Prediction of Water Potability Using Machine Learning Models
Keywords:
Water Potability, Machine Learning, Random Forest, XGBoost, Stacking Ensemble, Water Quality Prediction, Data PreprocessingAbstract
Despite advancements made to improve water quality, contamination and water-related diseases continue to pose a serious threat to the world population. While classical techniques of water quality evaluation in the lab environment yield reliable results, they suffer from high costs and time delays while being inappropriate for usage in remote locations. For overcoming these disadvantages, we suggest implementing a machine learning-based approach for assessing water potability by considering physicochemical parameters. The suggested framework is based on application of Random Forest, XGBoost, and a Stacking classifier trained on UCI Water Quality Dataset featuring 3,276 instances and 10 important characteristics.
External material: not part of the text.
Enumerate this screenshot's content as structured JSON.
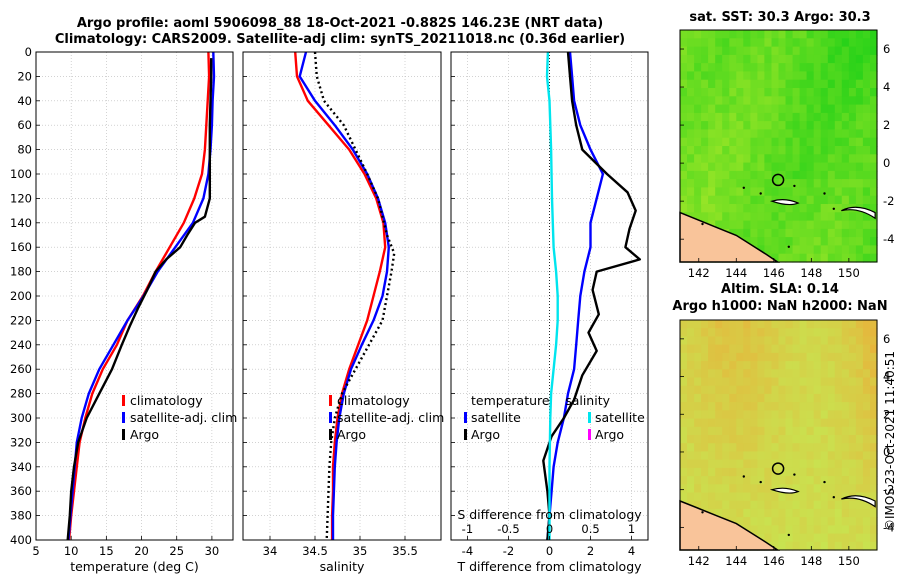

Various data preprocessing strategies including KNN imputation, managing outliers, normalizing values, and balancing data using SMOTE were used for improving predictive capability of algorithms. Experiments show that the implementation of the best performing algorithm achieves 92.8% accuracy, 91.2% precision, 90.4% recall rate, and 90.8% F1-score. The most influential predictors according to the feature importance analysis were determined to be pH, turbidity, and sulfate content. We have successfully proposed an intelligent and cost-efficient approach to water quality assessment which could also be integrated with IoT-based technologies for real-time evaluation.